Today, most communication methods are within reach of more than one receiver – cellular phones pick the strongest of the radio towers they can access, computers can connect to several Wi-Fi hotspots. These features are useful for both the customer and the network providers, as well as law enforcement. For example, a cell phone user can get faster locations for their phones, which aids in navigation without GPS, while law enforcement can locate citizens in distress upon call. Geolocation is also used to track protected wildlife and for search and rescue missions, when hikers use emergency beacons.

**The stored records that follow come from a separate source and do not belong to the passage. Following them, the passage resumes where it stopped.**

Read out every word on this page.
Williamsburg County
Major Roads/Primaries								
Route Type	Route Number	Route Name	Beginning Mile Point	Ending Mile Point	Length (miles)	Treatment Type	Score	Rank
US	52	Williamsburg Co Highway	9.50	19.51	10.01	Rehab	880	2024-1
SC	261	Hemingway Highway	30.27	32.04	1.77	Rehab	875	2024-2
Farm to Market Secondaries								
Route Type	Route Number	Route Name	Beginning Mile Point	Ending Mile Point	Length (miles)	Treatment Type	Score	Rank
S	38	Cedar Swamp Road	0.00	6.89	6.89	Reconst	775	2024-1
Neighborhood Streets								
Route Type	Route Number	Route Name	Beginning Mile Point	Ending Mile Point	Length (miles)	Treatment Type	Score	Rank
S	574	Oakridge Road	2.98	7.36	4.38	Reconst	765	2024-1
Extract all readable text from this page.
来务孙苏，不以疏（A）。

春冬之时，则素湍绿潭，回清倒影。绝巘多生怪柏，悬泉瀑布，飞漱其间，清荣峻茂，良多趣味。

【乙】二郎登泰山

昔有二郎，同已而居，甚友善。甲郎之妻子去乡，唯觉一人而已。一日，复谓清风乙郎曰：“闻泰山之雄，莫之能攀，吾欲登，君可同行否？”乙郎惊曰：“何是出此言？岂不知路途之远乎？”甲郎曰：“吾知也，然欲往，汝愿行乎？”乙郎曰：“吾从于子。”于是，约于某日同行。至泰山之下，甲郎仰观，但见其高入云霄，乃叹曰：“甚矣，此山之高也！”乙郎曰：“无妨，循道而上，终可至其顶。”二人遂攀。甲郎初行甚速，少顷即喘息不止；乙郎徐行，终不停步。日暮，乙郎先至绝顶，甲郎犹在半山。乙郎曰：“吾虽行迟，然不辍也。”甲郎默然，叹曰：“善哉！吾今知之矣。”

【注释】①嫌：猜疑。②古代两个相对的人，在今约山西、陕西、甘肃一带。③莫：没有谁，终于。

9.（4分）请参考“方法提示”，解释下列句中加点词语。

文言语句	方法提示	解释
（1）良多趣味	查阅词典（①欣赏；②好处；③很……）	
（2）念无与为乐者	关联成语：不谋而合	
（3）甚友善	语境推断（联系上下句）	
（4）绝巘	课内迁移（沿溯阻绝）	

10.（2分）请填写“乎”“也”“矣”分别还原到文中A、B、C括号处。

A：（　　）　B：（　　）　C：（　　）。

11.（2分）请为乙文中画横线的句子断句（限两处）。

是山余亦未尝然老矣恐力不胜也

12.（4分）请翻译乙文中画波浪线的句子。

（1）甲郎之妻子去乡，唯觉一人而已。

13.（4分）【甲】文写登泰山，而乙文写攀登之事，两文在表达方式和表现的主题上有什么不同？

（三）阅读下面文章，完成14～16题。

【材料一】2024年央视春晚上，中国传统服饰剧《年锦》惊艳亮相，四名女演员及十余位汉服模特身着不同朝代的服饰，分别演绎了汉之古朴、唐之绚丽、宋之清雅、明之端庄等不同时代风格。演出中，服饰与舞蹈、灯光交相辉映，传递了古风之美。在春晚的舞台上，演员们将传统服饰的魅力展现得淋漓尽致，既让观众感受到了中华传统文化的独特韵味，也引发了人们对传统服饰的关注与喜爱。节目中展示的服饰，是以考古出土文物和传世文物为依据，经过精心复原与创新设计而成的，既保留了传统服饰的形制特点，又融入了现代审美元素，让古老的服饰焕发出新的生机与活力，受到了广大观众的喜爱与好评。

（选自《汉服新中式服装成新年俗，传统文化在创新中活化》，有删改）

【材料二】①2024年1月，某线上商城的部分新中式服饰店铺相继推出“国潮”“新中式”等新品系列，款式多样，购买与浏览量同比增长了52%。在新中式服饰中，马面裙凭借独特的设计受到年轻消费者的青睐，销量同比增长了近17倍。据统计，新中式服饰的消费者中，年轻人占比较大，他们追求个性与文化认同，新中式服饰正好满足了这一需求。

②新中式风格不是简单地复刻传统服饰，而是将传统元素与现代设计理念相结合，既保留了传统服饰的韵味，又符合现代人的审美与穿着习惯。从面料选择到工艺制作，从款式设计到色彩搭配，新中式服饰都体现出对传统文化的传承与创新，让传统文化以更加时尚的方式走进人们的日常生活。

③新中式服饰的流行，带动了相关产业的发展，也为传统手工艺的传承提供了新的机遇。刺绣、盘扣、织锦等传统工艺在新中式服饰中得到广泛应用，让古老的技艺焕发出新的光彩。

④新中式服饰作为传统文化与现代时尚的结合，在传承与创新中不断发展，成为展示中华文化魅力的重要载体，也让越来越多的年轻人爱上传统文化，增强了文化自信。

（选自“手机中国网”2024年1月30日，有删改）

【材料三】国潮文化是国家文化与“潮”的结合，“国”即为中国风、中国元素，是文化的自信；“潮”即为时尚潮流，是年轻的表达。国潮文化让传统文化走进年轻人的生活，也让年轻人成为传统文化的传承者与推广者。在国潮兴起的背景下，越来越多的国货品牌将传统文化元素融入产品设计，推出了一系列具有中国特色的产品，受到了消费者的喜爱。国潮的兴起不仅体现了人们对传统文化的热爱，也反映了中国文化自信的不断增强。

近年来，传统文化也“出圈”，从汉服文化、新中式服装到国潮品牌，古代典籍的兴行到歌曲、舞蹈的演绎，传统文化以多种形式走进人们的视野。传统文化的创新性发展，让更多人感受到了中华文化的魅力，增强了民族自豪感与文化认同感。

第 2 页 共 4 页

In the intelligence field, an Electronic Intelligence (ELINT) sensor such as an aircraft can also track stand-alone devices, such as a walkie-talkie, over a relatively large area. By fusing many ELINT sensors together, a much larger area can be covered while including many different entities gathered from many sensors.

Usually, a SIGINT analyst will regularly inspect tens of thousands of entities every shift. As sensor fusion becomes more commonplace, more and more entities and data is displayed, and analysts are often bombarded with more data than they can handle. By narrowing down the number of entities displayed to dozens instead of thousands by filtering according to locations and other parameters, intelligence analysts can gain a clearer image of the battlefield, resulting in a better analysis provided to decision makers and commanders, supporting better decisions.


 

Abundance of data

As more and more sensors and transmitters are found in the wild, the amount of data increases at blazing speeds. It is no longer feasible to display all data points on a map, as it was acceptable in the past decade.

Instead of storing big-data quantities, many intelligence communities now store all data. Therefore, today’s intelligence analyst needs the ability to filter available data with an easy to change set of rules to avoid information overload.

 (IDC, 2012)

Many contemporary solutions use universal RDBMSs like PostgreSQL or Microsoft SQL Server, due to their abundance of geospatial methods and plugins. However, as more and more data feeds into these systems, the clearer it becomes that these weren’t designed to handle geospatial analytic workloads. When you need real time insights for mission critical queries, you simply can’t afford to wait half an hour for an answer.

Today, new database engines specifically designed with geospatial processing in mind have started appearing. The most interesting are SQream DB by SQream Technologies and GPUdb by GIS Federal. While regular RDBMSs can give back results for geospatial queries, their scaling is problematic. Because both SQream DB and GPUdb use the supercomputer power of the GPU in order to calculate the complex geospatial functions, they are able to answer analyst’s questions must faster.

However, contrary to GPUdb which was designed almost exclusively for in-memory processing of geospatial queries, SQream DB was designed for all types of structured or semi-structured data. In fact, the geospatial methods were built alongside the fully featured SQL engine – meaning you can plug SQream DB in alongside or instead of your current database instance, and instantly handle complex queries involving locations. An easy-to-use SQL interface that enables ad-hoc querying and filtering of data, in all dimensions –

  • Spatial – Find entities inside/outside an arbitrary polygon
  • Temporal – Find entities in a specific time frame
  • Metadata attributes – Find entities that have or don’t have specific features

Spatial filtering by polygon

By enabling rapid, multi-dimensional filtering, the analyst can narrow down the amount of objects on screen, focus on the necessary information, simplify the decision-making, and ultimately produce a higher quality intelligence analysis.

Additionally, SQream DB can easily handle hundreds of thousands of entities entering the database every second, from multiple sensors and data sources. With a small footprint, SQream DB can be run on a standard blade server or even on a laptop.